The new study involved 121 patients who had moderate to severe psoriasis and qualified for anti-inflammatory medicines called biologic therapies. These injected medicines are also used by people with immune-linked conditions such as lupus or rheumatoid arthritis, and include drugs such as Cimzia, Enbrel, Humira, Orencia and Remicade, among others.
All of these medicines work by helping to suppress pro-inflammatory immune system activity.
All participants enrolled in the new study were at low risk of heart disease at the beginning of the research.
Over a year of follow-up, the use of biologic therapy was associated with an 8 percent reduction in coronary artery plaque, the researchers said.
The findings suggest that immunotherapies that treat inflammatory conditions might also help cut heart disease risk, Mehta and his colleagues reported.
The study authors pointed to prior research that tied psoriasis to the early development of high-risk "soft" arterial plaques. Biologic therapy might cut plaque formation, even in patients without other heart disease risk factors such as high cholesterol, blood sugar and blood pressure, they said.
"This appears to be an anti-inflammatory effect," Mehta explained in an NHLBI news release. "In the absence of improvement in other cardiovascular risk factors, and without adding new cholesterol medications, patients' soft plaque still improved."
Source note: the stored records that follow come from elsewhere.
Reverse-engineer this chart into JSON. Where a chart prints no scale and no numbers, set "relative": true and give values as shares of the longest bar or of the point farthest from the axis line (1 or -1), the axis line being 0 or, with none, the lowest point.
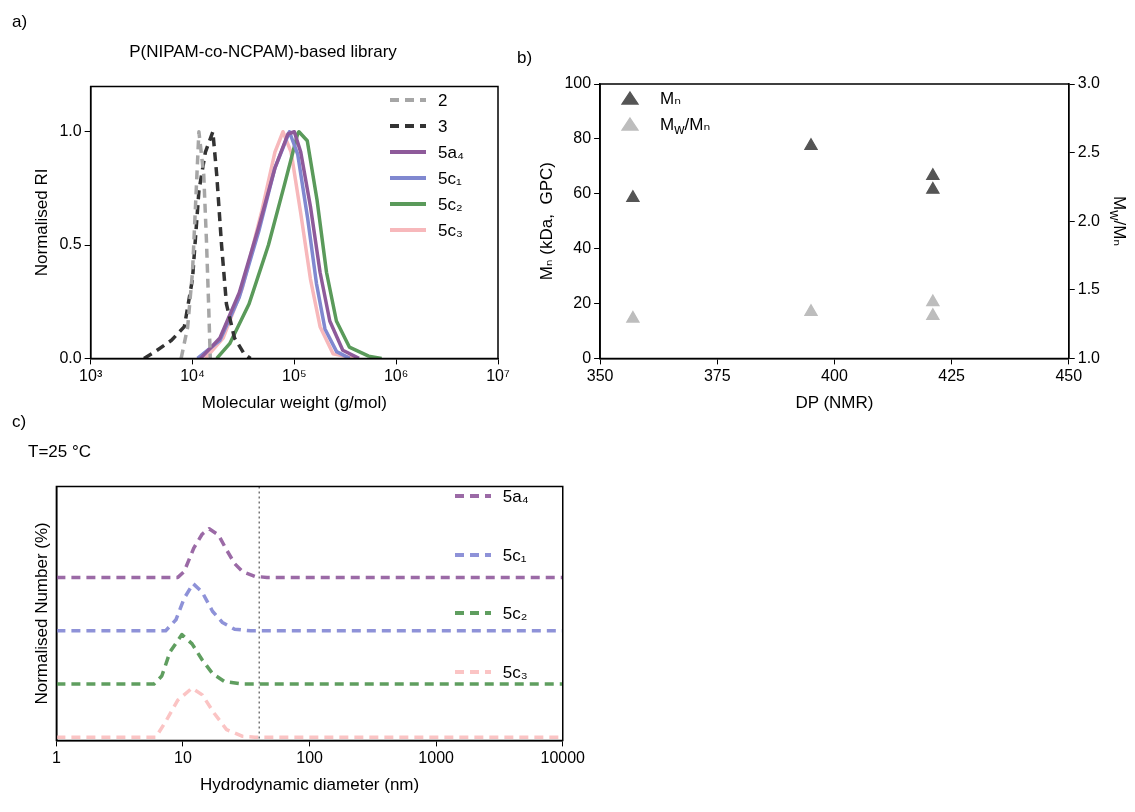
{
  "chart_data": [
    {
      "type": "line",
      "title": "P(NIPAM-co-NCPAM)-based library",
      "xlabel": "Molecular weight (g/mol)",
      "ylabel": "Normalised RI",
      "annotations": [
        "a)"
      ],
      "log": "x",
      "xlim": [
        1000,
        10000000
      ],
      "ylim": [
        0,
        1.2
      ],
      "xticks": [
        {
          "value": 1000,
          "label": "10³"
        },
        {
          "value": 10000,
          "label": "10⁴"
        },
        {
          "value": 100000,
          "label": "10⁵"
        },
        {
          "value": 1000000,
          "label": "10⁶"
        },
        {
          "value": 10000000,
          "label": "10⁷"
        }
      ],
      "yticks": [
        {
          "value": 0,
          "label": "0.0"
        },
        {
          "value": 0.5,
          "label": "0.5"
        },
        {
          "value": 1,
          "label": "1.0"
        }
      ],
      "legend": "top right",
      "marker": "none",
      "series": [
        {
          "name": "2",
          "color": "#a6a6a6",
          "line_style": "dashed",
          "x": [
            7740,
            8960,
            10000,
            10700,
            11560,
            12900,
            13700,
            14400,
            14950
          ],
          "values": [
            0,
            0.137,
            0.38,
            0.67,
            1.0,
            0.81,
            0.525,
            0.24,
            0
          ]
        },
        {
          "name": "3",
          "color": "#333333",
          "line_style": "dashed",
          "x": [
            3340,
            4310,
            6220,
            8320,
            10000,
            11570,
            13390,
            15850,
            17300,
            19300,
            21550,
            25860,
            32200,
            37200
          ],
          "values": [
            0,
            0.03,
            0.08,
            0.14,
            0.35,
            0.74,
            0.91,
            1.0,
            0.81,
            0.5,
            0.24,
            0.09,
            0.02,
            0
          ]
        },
        {
          "name": "5a₄",
          "color": "#8e5a9a",
          "line_style": "solid",
          "x": [
            12000,
            18600,
            28800,
            44700,
            64500,
            86500,
            100000,
            115600,
            144000,
            179000,
            223000,
            299000,
            431000
          ],
          "values": [
            0,
            0.09,
            0.29,
            0.58,
            0.84,
            0.99,
            1.0,
            0.91,
            0.67,
            0.38,
            0.165,
            0.036,
            0
          ]
        },
        {
          "name": "5c₁",
          "color": "#8088d0",
          "line_style": "solid",
          "x": [
            11200,
            18600,
            28800,
            44700,
            64500,
            89500,
            108000,
            135000,
            165000,
            200000,
            260000,
            350000
          ],
          "values": [
            0,
            0.08,
            0.27,
            0.56,
            0.84,
            1.0,
            0.9,
            0.62,
            0.33,
            0.13,
            0.03,
            0
          ]
        },
        {
          "name": "5c₂",
          "color": "#5a9a5a",
          "line_style": "solid",
          "x": [
            17300,
            23200,
            35900,
            55700,
            80400,
            107700,
            111000,
            134000,
            167000,
            207000,
            259000,
            347000,
            537000,
            720000
          ],
          "values": [
            0,
            0.065,
            0.24,
            0.5,
            0.77,
            0.99,
            1.0,
            0.96,
            0.7,
            0.38,
            0.165,
            0.05,
            0.01,
            0
          ]
        },
        {
          "name": "5c₃",
          "color": "#f7b8bb",
          "line_style": "solid",
          "x": [
            13400,
            20000,
            30900,
            47900,
            64500,
            77400,
            93000,
            115600,
            144000,
            179000,
            240000,
            400000
          ],
          "values": [
            0,
            0.09,
            0.31,
            0.65,
            0.91,
            1.0,
            0.91,
            0.64,
            0.35,
            0.14,
            0.02,
            0
          ]
        }
      ]
    },
    {
      "type": "scatter",
      "xlabel": "DP (NMR)",
      "ylabel": "Mₙ (kDa,  GPC)",
      "y2label": "M$_{w}$/Mₙ",
      "annotations": [
        "b)"
      ],
      "xlim": [
        350,
        450
      ],
      "ylim": [
        0,
        100
      ],
      "y2lim": [
        1,
        3
      ],
      "xticks": [
        350,
        375,
        400,
        425,
        450
      ],
      "yticks": [
        0,
        20,
        40,
        60,
        80,
        100
      ],
      "y2ticks": [
        {
          "value": 1,
          "label": "1.0"
        },
        {
          "value": 1.5,
          "label": "1.5"
        },
        {
          "value": 2,
          "label": "2.0"
        },
        {
          "value": 2.5,
          "label": "2.5"
        },
        {
          "value": 3,
          "label": "3.0"
        }
      ],
      "legend": "top left",
      "marker": "triangle",
      "x": [
        357,
        395,
        421,
        421
      ],
      "series": [
        {
          "name": "Mₙ",
          "color": "#555555",
          "values": [
            58.5,
            77.5,
            66.5,
            61.5
          ]
        },
        {
          "name": "M$_{w}$/Mₙ",
          "color": "#bdbdbd",
          "axis": "y2",
          "values": [
            1.29,
            1.34,
            1.41,
            1.31
          ]
        }
      ]
    },
    {
      "type": "line",
      "title": "T=25 °C",
      "xlabel": "Hydrodynamic diameter (nm)",
      "ylabel": "Normalised Number (%)",
      "annotations": [
        "c)"
      ],
      "relative": true,
      "log": "x",
      "xlim": [
        1,
        10000
      ],
      "xticks": [
        1,
        10,
        100,
        1000,
        10000
      ],
      "legend": "top right",
      "marker": "none",
      "line_style": "dashed",
      "ref_lines": [
        {
          "axis": "x",
          "value": 40,
          "line_style": "dotted",
          "color": "#555555"
        }
      ],
      "series": [
        {
          "name": "5a₄",
          "color": "#9b6aa6",
          "x": [
            1,
            9.1,
            10.2,
            12.2,
            14.2,
            16.1,
            19.1,
            22.1,
            25.6,
            29.6,
            37,
            46,
            10000
          ],
          "values": [
            0.77,
            0.77,
            0.797,
            0.91,
            0.975,
            1.0,
            0.97,
            0.9,
            0.835,
            0.797,
            0.775,
            0.77,
            0.77
          ]
        },
        {
          "name": "5c₁",
          "color": "#8e92d8",
          "x": [
            1,
            7.3,
            8.8,
            10.2,
            12,
            14.2,
            17.1,
            20.5,
            25.6,
            34.2,
            10000
          ],
          "values": [
            0.518,
            0.518,
            0.57,
            0.67,
            0.741,
            0.7,
            0.61,
            0.557,
            0.525,
            0.518,
            0.518
          ]
        },
        {
          "name": "5c₂",
          "color": "#5f9e5f",
          "x": [
            1,
            5.9,
            6.8,
            7.9,
            9.8,
            11.8,
            14.2,
            17.1,
            21.3,
            29.6,
            10000
          ],
          "values": [
            0.266,
            0.266,
            0.304,
            0.418,
            0.5,
            0.456,
            0.38,
            0.316,
            0.278,
            0.266,
            0.266
          ]
        },
        {
          "name": "5c₃",
          "color": "#fbc4c4",
          "x": [
            1,
            6.1,
            7.3,
            9.1,
            11.8,
            14.2,
            17.7,
            22.1,
            29.6,
            37,
            10000
          ],
          "values": [
            0.015,
            0.015,
            0.089,
            0.19,
            0.247,
            0.215,
            0.127,
            0.051,
            0.019,
            0.015,
            0.015
          ]
        }
      ]
    }
  ]
}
However, a cause-and-effect relationship isn't clear from this type of study, so "the next steps should be randomized, controlled trials," Mehta said.
Dr. Michele Green is a dermatologist who treats psoriasis patients at Lenox Hill Hospital in New York City. She wasn't involved in the new study, but said that "treatments with biologics indeed shows great promise in treating cardiovascular disease."
As for Mintz, he called the new research "exciting and important, because it highlights the importance of inflammation associated with psoriasis causing blockages in the arteries of the heart to progress.
"The best statin in the world can only lower cardiovascular events by approximately 40 percent," Mintz pointed out. "So the question arises, what causes the other 60 percent of cardiovascular events?"
The new research "supports the hypothesis that inflammation contributes to cardiovascular disease," he said. "Physicians need to become aware that inflammation should be considered in patient cardiovascular risk assessment."
The study appears online Feb. 5 in the journal Cardiovascular Research.